African mask from Nigeria

This Magbo helmet mask for an Oro society member was created by Yoruba artist Onabanjo of Itu Meko. It is now in the African collection of the Indianapolis Museum of Art, which is in Indianapolis, Indiana. Created between 1880 and 1910, it depicts a varied cast of community members carved of wood, colored with pigment, and mounted on a curved bar surmounting the helmet.

==Description==
Thirteen distinct figures crown this helmet, including a prisoner, a nursing mother, a preacher, an accordion player, a soldier, an elder, a palmwine tapper, and a mounted warrior wearing a helmet of his own, this one topped by an enormous bird. This indicates the wide reach of the Oro society, encompassing the entire community. After 1850, Brazilian motifs (such as the double scrolls above the main face and floral clusters throughout) became a common part of the artistic vernacular among the Ijebu subgroup of the Yoruba people. This is because former slaves returned home, bringing new ideas to the already sophisticated culture.
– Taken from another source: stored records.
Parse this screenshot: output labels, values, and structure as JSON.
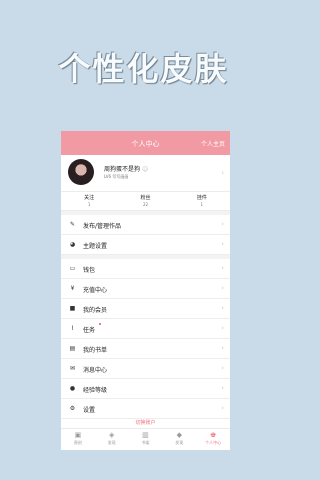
{
  "headline": "个性化皮肤",
  "header": {
    "title": "个人中心",
    "right_link": "个人主页",
    "accent": "#f19aa4"
  },
  "profile": {
    "name": "周狗蛋不是狗",
    "badge": "☺",
    "subtitle": "LV6 写写画画"
  },
  "stats": [
    {
      "label": "关注",
      "value": "1"
    },
    {
      "label": "粉丝",
      "value": "22"
    },
    {
      "label": "挂件",
      "value": "1"
    }
  ],
  "group1": [
    {
      "label": "发布/管理作品",
      "icon": "edit-icon"
    },
    {
      "label": "主题设置",
      "icon": "palette-icon"
    }
  ],
  "group2": [
    {
      "label": "钱包",
      "icon": "wallet-icon"
    },
    {
      "label": "充值中心",
      "icon": "yen-icon"
    },
    {
      "label": "我的会员",
      "icon": "vip-card-icon"
    },
    {
      "label": "任务",
      "icon": "paperclip-icon"
    },
    {
      "label": "我的书单",
      "icon": "book-list-icon"
    },
    {
      "label": "消息中心",
      "icon": "message-icon"
    },
    {
      "label": "经验等级",
      "icon": "level-icon"
    },
    {
      "label": "设置",
      "icon": "gear-icon"
    }
  ],
  "switch_account": "切换账户",
  "tabs": [
    {
      "label": "原创",
      "icon": "original-icon"
    },
    {
      "label": "发现",
      "icon": "discover-icon"
    },
    {
      "label": "书架",
      "icon": "bookshelf-icon"
    },
    {
      "label": "发现",
      "icon": "discover-icon"
    },
    {
      "label": "个人中心",
      "icon": "profile-icon",
      "active": true
    }
  ]
}
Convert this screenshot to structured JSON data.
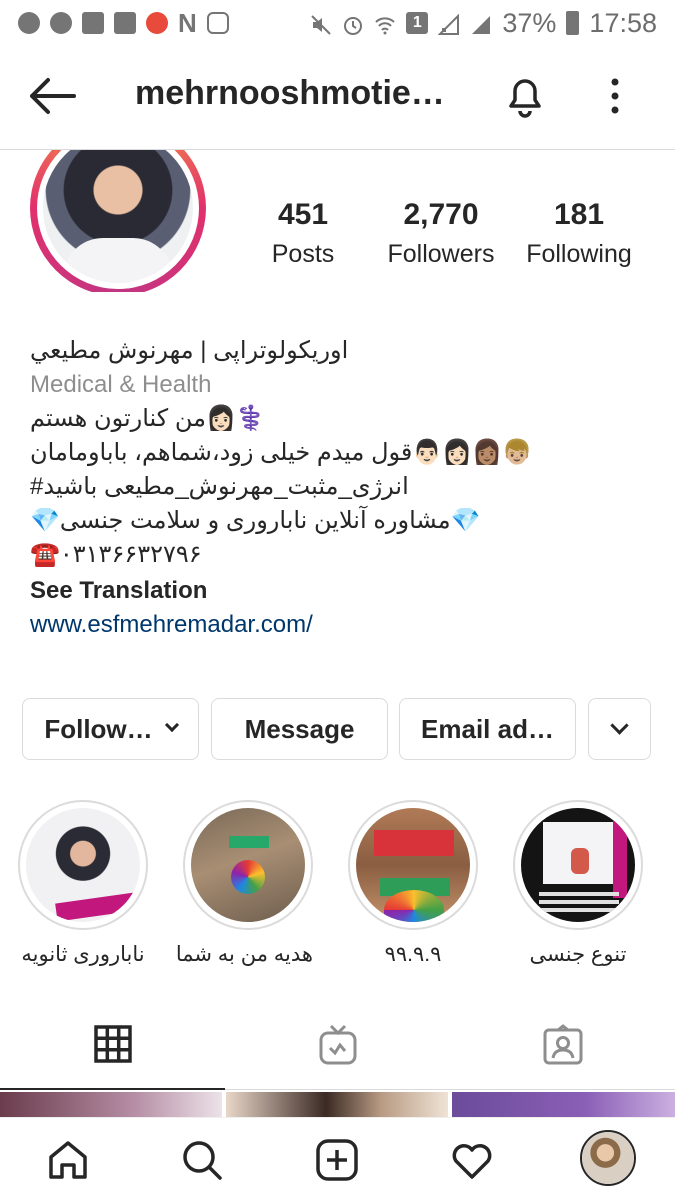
{
  "status_bar": {
    "battery": "37%",
    "time": "17:58",
    "n_glyph": "N",
    "sim_label": "1"
  },
  "header": {
    "username": "mehrnooshmotie…"
  },
  "profile": {
    "stats": [
      {
        "value": "451",
        "label": "Posts"
      },
      {
        "value": "2,770",
        "label": "Followers"
      },
      {
        "value": "181",
        "label": "Following"
      }
    ],
    "bio": {
      "name_line": "اوریکولوتراپی | مهرنوش مطیعي",
      "category": "Medical & Health",
      "line1": "⚕️👩🏻من کنارتون هستم",
      "line2": "👦🏼👩🏽👩🏻👨🏻قول میدم خیلی زود،شماهم، باباومامان",
      "line3": "انرژی_مثبت_مهرنوش_مطیعی باشید#",
      "line4": "💎مشاوره آنلاین ناباروری و سلامت جنسی💎",
      "line5": "☎️۰۳۱۳۶۶۳۲۷۹۶",
      "see_translation": "See Translation",
      "website": "www.esfmehremadar.com/"
    }
  },
  "actions": {
    "following": "Follow…",
    "message": "Message",
    "email": "Email ad…"
  },
  "highlights": [
    {
      "label": "ناباروری ثانویه"
    },
    {
      "label": "هدیه من به شما"
    },
    {
      "label": "۹۹.۹.۹"
    },
    {
      "label": "تنوع جنسی"
    }
  ]
}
==Historical information==
In Yoruba communities, the secretive Oro society had immense power. It was composed of community leaders, who would meet to reward good deeds and punish bad ones with everything from chastisement to the death penalty. They also presided over burials.

===Acquisition===
This mask was purchased by Indianapolis philanthropist Harrison Eiteljorg in 1976. He gave it to the IMA in 1989, where it was given the accession number 1989.754. It is currently on view in the Eiteljorg Suite of African and Oceanic Art.

==Artist==
Most African art is unattributed. The unusual practice of nailing the individual figures to the helmet, rather than carving the entire artwork from a single piece of wood, leads scholars to believe that this is the work of master carver Onabanjo, from the village of Itu Meko, Nigeria. The Brazilian motifs are also in keeping with his work.